Black bears are protected by law in Florida. According to the FWC, the bear population along the west coast, from Hernando County north, is the smallest subpopulation area in the state and most vulnerable to habitat loss - less space in which to forage and roam.
"If you come face-to-face with a bear, don't panic, don't look it in the eye, don't turn your back and run. Just move away slowly on an angle, making sure that the animal has an escape route. Bears are pretty calm animals and not looking to cause trouble," Allison added.
Florida black bears are active year-round, opportunistically foraging wherever they can find food.
"However," Allison warned, "the normal behavior of bears can be short-circuited if people provide these animals with the opportunity to forage in and around their neighborhood."
When a bear learns there is easy access to food in a human neighborhood, often in unsecured trash, bird feeders or pet food left outside, it is apt to return repeatedly. In fact, once a successful pattern of securing regular meals in a human neighborhood has been established, the bear may learn that humans are not to be feared and that being near them has its rewards.

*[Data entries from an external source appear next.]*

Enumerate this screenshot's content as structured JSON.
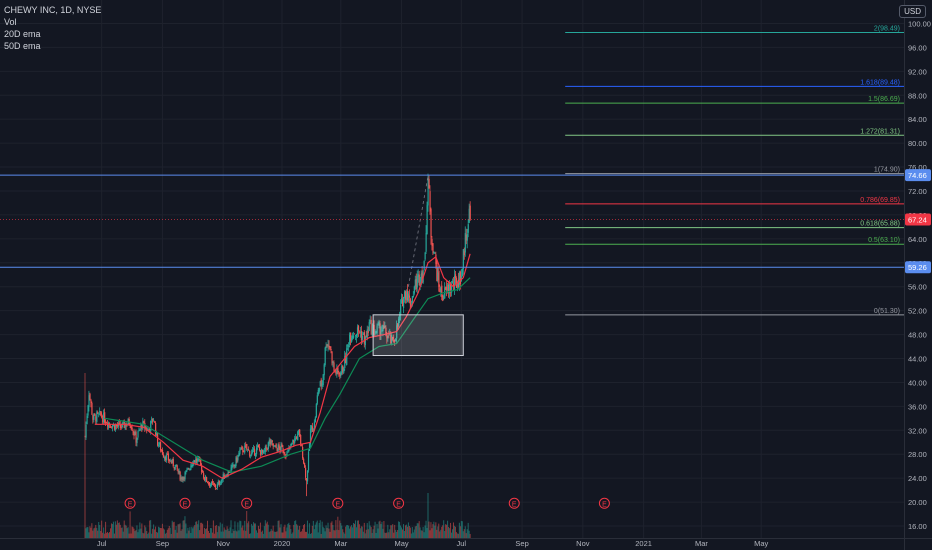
{
  "legend": {
    "title": "CHEWY INC, 1D, NYSE",
    "vol": "Vol",
    "ema20": "20D ema",
    "ema50": "50D ema"
  },
  "currency": "USD",
  "colors": {
    "up": "#26a69a",
    "down": "#ef5350",
    "ema20": "#f23645",
    "ema50": "#0d8a55",
    "hline": "#5b8def",
    "box": "#ffffff"
  },
  "chart_data": {
    "type": "candlestick",
    "ylim": [
      14,
      102.5
    ],
    "y_ticks": [
      16,
      20,
      24,
      28,
      32,
      36,
      40,
      44,
      48,
      52,
      56,
      60,
      64,
      68,
      72,
      76,
      80,
      84,
      88,
      92,
      96,
      100
    ],
    "x_labels": [
      "Jul",
      "Sep",
      "Nov",
      "2020",
      "Mar",
      "May",
      "Jul",
      "Sep",
      "Nov",
      "2021",
      "Mar",
      "May"
    ],
    "x_label_days": [
      17,
      79,
      141,
      201,
      261,
      323,
      384,
      446,
      508,
      570,
      629,
      690
    ],
    "earnings_markers": [
      "E",
      "E",
      "E",
      "E",
      "E",
      "E",
      "E"
    ],
    "earnings_days": [
      46,
      102,
      165,
      258,
      320,
      438,
      530
    ],
    "fib_levels": [
      {
        "ratio": "2",
        "value": 98.49,
        "label": "2(98.49)",
        "color": "#26a69a"
      },
      {
        "ratio": "1.618",
        "value": 89.48,
        "label": "1.618(89.48)",
        "color": "#2962ff"
      },
      {
        "ratio": "1.5",
        "value": 86.69,
        "label": "1.5(86.69)",
        "color": "#4caf50"
      },
      {
        "ratio": "1.272",
        "value": 81.31,
        "label": "1.272(81.31)",
        "color": "#81c784"
      },
      {
        "ratio": "1",
        "value": 74.9,
        "label": "1(74.90)",
        "color": "#9598a1"
      },
      {
        "ratio": "0.786",
        "value": 69.85,
        "label": "0.786(69.85)",
        "color": "#f23645"
      },
      {
        "ratio": "0.618",
        "value": 65.88,
        "label": "0.618(65.88)",
        "color": "#81c784"
      },
      {
        "ratio": "0.5",
        "value": 63.1,
        "label": "0.5(63.10)",
        "color": "#4caf50"
      },
      {
        "ratio": "0",
        "value": 51.3,
        "label": "0(51.30)",
        "color": "#9598a1"
      }
    ],
    "horizontal_lines": [
      {
        "value": 74.66,
        "label": "74.66",
        "color": "#5b8def"
      },
      {
        "value": 59.26,
        "label": "59.26",
        "color": "#5b8def"
      }
    ],
    "last_price": {
      "value": 67.24,
      "label": "67.24",
      "color": "#f23645"
    },
    "price_path": [
      [
        0,
        31.0
      ],
      [
        4,
        38.5
      ],
      [
        8,
        34.0
      ],
      [
        16,
        34.5
      ],
      [
        26,
        33.0
      ],
      [
        36,
        32.5
      ],
      [
        46,
        33.5
      ],
      [
        52,
        30.5
      ],
      [
        58,
        33.0
      ],
      [
        64,
        32.0
      ],
      [
        70,
        34.0
      ],
      [
        74,
        30.0
      ],
      [
        80,
        28.0
      ],
      [
        86,
        27.0
      ],
      [
        92,
        26.0
      ],
      [
        98,
        24.0
      ],
      [
        104,
        25.0
      ],
      [
        110,
        27.0
      ],
      [
        116,
        27.0
      ],
      [
        122,
        24.0
      ],
      [
        128,
        23.0
      ],
      [
        134,
        22.5
      ],
      [
        140,
        24.0
      ],
      [
        146,
        25.0
      ],
      [
        152,
        26.0
      ],
      [
        158,
        28.5
      ],
      [
        164,
        29.0
      ],
      [
        170,
        28.0
      ],
      [
        176,
        29.0
      ],
      [
        182,
        28.0
      ],
      [
        188,
        30.0
      ],
      [
        194,
        29.0
      ],
      [
        200,
        29.0
      ],
      [
        206,
        28.0
      ],
      [
        212,
        30.0
      ],
      [
        218,
        31.5
      ],
      [
        222,
        28.0
      ],
      [
        226,
        23.5
      ],
      [
        230,
        32.0
      ],
      [
        234,
        33.0
      ],
      [
        238,
        39.0
      ],
      [
        242,
        40.0
      ],
      [
        246,
        47.0
      ],
      [
        250,
        46.0
      ],
      [
        254,
        42.0
      ],
      [
        258,
        41.5
      ],
      [
        262,
        42.0
      ],
      [
        266,
        44.0
      ],
      [
        270,
        48.0
      ],
      [
        274,
        48.5
      ],
      [
        280,
        48.5
      ],
      [
        286,
        47.0
      ],
      [
        290,
        49.5
      ],
      [
        296,
        48.5
      ],
      [
        302,
        49.0
      ],
      [
        308,
        48.0
      ],
      [
        314,
        46.5
      ],
      [
        320,
        50.0
      ],
      [
        324,
        54.0
      ],
      [
        328,
        55.5
      ],
      [
        332,
        53.0
      ],
      [
        336,
        56.0
      ],
      [
        342,
        58.0
      ],
      [
        346,
        59.0
      ],
      [
        350,
        74.0
      ],
      [
        353,
        65.0
      ],
      [
        356,
        62.0
      ],
      [
        360,
        57.0
      ],
      [
        364,
        54.5
      ],
      [
        368,
        55.0
      ],
      [
        372,
        56.0
      ],
      [
        378,
        56.5
      ],
      [
        384,
        58.0
      ],
      [
        388,
        64.0
      ],
      [
        391,
        67.0
      ],
      [
        393,
        69.5
      ]
    ],
    "ema20": [
      [
        10,
        33.0
      ],
      [
        40,
        33.0
      ],
      [
        60,
        32.5
      ],
      [
        80,
        30.0
      ],
      [
        100,
        27.0
      ],
      [
        120,
        26.0
      ],
      [
        140,
        24.0
      ],
      [
        160,
        25.5
      ],
      [
        180,
        27.5
      ],
      [
        200,
        28.5
      ],
      [
        215,
        29.5
      ],
      [
        230,
        30.0
      ],
      [
        240,
        35.0
      ],
      [
        250,
        41.0
      ],
      [
        260,
        43.0
      ],
      [
        275,
        46.0
      ],
      [
        290,
        47.5
      ],
      [
        305,
        48.0
      ],
      [
        318,
        48.5
      ],
      [
        328,
        51.0
      ],
      [
        340,
        55.0
      ],
      [
        350,
        60.0
      ],
      [
        358,
        61.0
      ],
      [
        366,
        57.5
      ],
      [
        376,
        56.0
      ],
      [
        386,
        57.5
      ],
      [
        393,
        61.5
      ]
    ],
    "ema50": [
      [
        20,
        34.0
      ],
      [
        60,
        33.0
      ],
      [
        90,
        30.0
      ],
      [
        120,
        27.0
      ],
      [
        150,
        25.0
      ],
      [
        180,
        26.0
      ],
      [
        210,
        28.0
      ],
      [
        230,
        29.0
      ],
      [
        245,
        34.0
      ],
      [
        260,
        38.0
      ],
      [
        280,
        44.0
      ],
      [
        300,
        46.0
      ],
      [
        318,
        46.5
      ],
      [
        335,
        50.5
      ],
      [
        350,
        54.0
      ],
      [
        366,
        55.0
      ],
      [
        380,
        55.5
      ],
      [
        393,
        57.5
      ]
    ],
    "rectangle": {
      "day_start": 294,
      "day_end": 386,
      "top": 51.3,
      "bottom": 44.5
    }
  }
}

A bear that chronically returns to homes is not typically relocated because chances are high that the animal will continue to repeat the behavior no matter where it is. Worse, when cubs learn these feeding habits from their mother, they too, sadly, become victims of feeding opportunities they should not have - opportunities that put their lives in danger when human-bear conflicts arise.
The FWC cautions residents to eliminate feeding opportunities by storing garbage in a manner that denies bears access to it, or bears will repeatedly visit that neighborhood to obtain food.
The FWC recommends the following steps to prevent human-bear conflicts:
Feed your pets indoors, or bring in dishes after feeding.
Secure household garbage in a shed, garage or a wildlife-resistant container.
Put household garbage out on the morning of pickup, not the night before.
Secure commercial garbage in bear-resistant dumpsters consisting of metal lids or metal-reinforced plastic lids and lock bars.
Clean barbecue grills and store them in a locked, secure place.
Remove wildlife feeders or make them bear-resistant.
Protect gardens, apiaries, compost and livestock with electric fencing.